Since 2014, the use of antibiotics in the treatment of livestock and poultry has begun to significantly decrease in the territory of Spanish livestock and poultry farms.
In just four years, the Spaniards managed to reduce the consumption of antibacterial substances in their daily practice by more than thirty-two and a half percent. Such information was shared with the general public by analysts at the national antibiotic counteraction fund as part of the annual reports.
The current situation pleases the representatives of the Ministry of Health and Social Welfare of Spain, who double-checked the data in the conditions of the country's leading pharmaceutical laboratories.
And now we can safely say that in the country antibiotics are used less and less in the process of raising such types of cattle and poultry as: pigs, rabbits, goats, broilers, dairy sheep, cows, etc.

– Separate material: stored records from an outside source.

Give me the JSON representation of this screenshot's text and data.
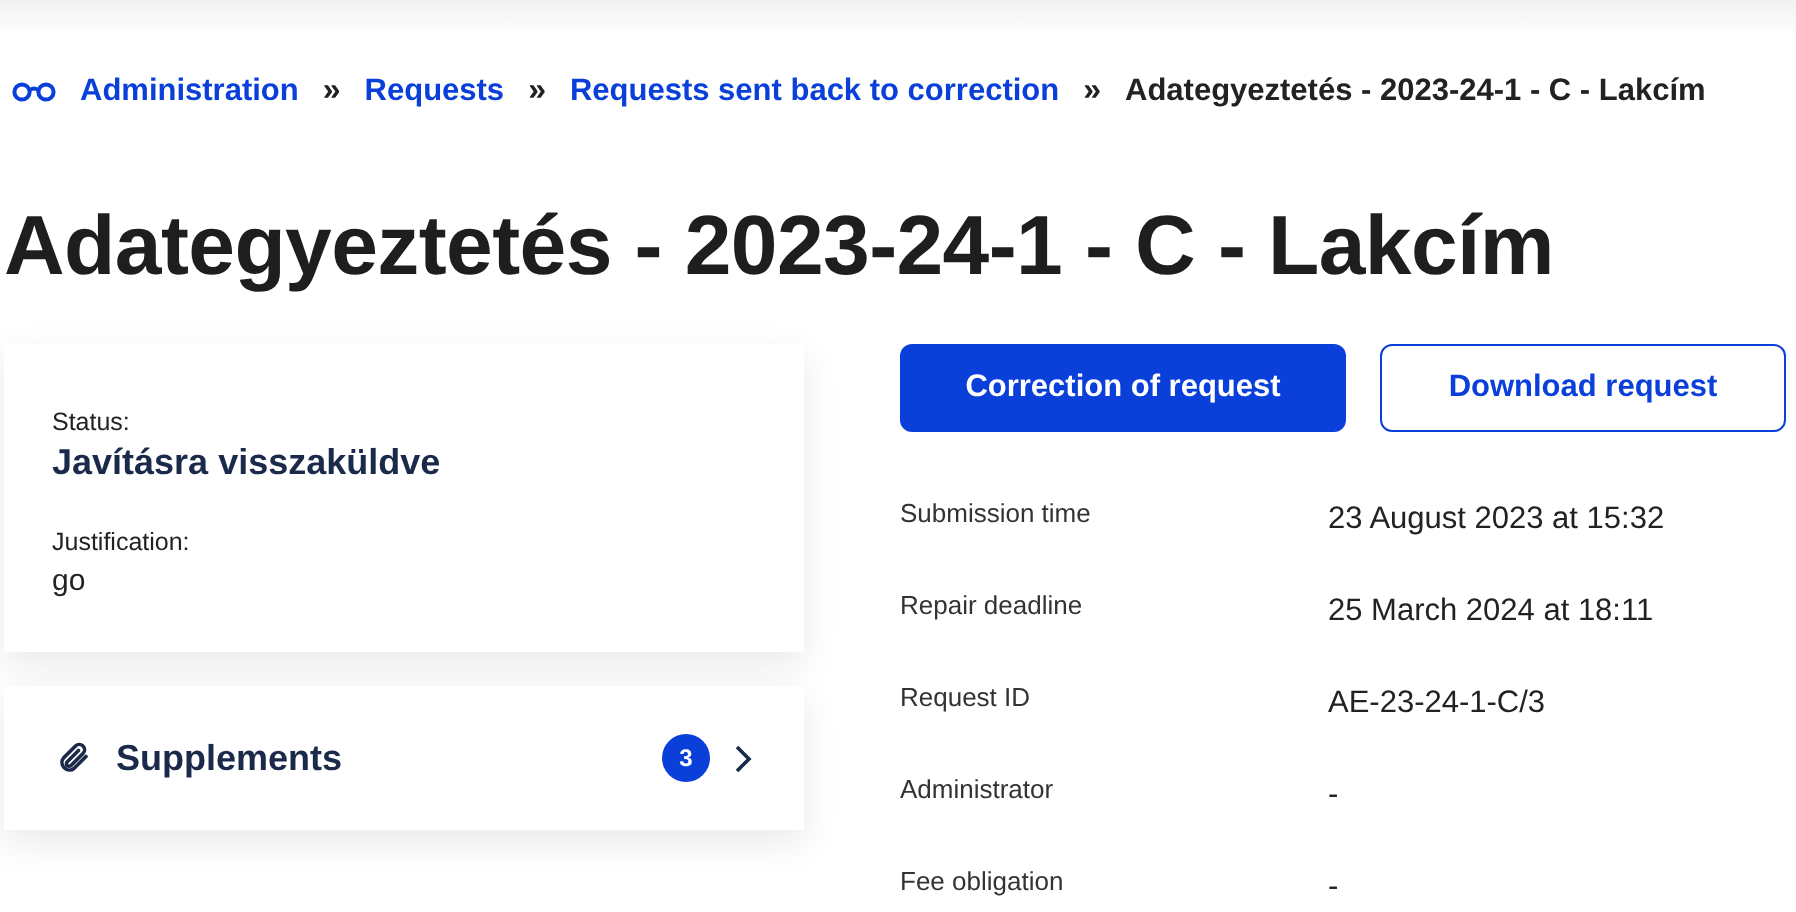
{
  "breadcrumb": [
    {
      "label": "Administration",
      "kind": "link"
    },
    {
      "label": "Requests",
      "kind": "link"
    },
    {
      "label": "Requests sent back to correction",
      "kind": "link"
    },
    {
      "label": "Adategyeztetés - 2023-24-1 - C - Lakcím",
      "kind": "current"
    }
  ],
  "breadcrumb_separator": "»",
  "title": "Adategyeztetés - 2023-24-1 - C - Lakcím",
  "status_card": {
    "status_label": "Status:",
    "status": "Javításra visszaküldve",
    "justification_label": "Justification:",
    "justification": "go"
  },
  "supplements": {
    "label": "Supplements",
    "count": "3"
  },
  "buttons": [
    {
      "label": "Correction of request",
      "kind": "primary"
    },
    {
      "label": "Download request",
      "kind": "secondary"
    }
  ],
  "details": [
    {
      "label": "Submission time",
      "value": "23 August 2023 at 15:32"
    },
    {
      "label": "Repair deadline",
      "value": "25 March 2024 at 18:11"
    },
    {
      "label": "Request ID",
      "value": "AE-23-24-1-C/3"
    },
    {
      "label": "Administrator",
      "value": "-"
    },
    {
      "label": "Fee obligation",
      "value": "-"
    }
  ]
}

In particular, activists who fought to reduce the use of antibacterial drugs have achieved a ninety-seven percent reduction in pig production in Spain between 2015 and 2018, and the practice of using a drug such as colistin (struggling with E. coli, types of enterobacter and Klebsiella, Salmonella, Shigella, Pseudomonas aeruginosa and Haemophilus influenzae).
As for the Spanish broilers, since 2014 they have been “treated” with antibiotics seventy-one percent less often.
Be that as it may, the overall picture in the Spanish animal husbandry remains not too comforting - the country is still one of the three leaders in European production of meat with a high content of antibiotics.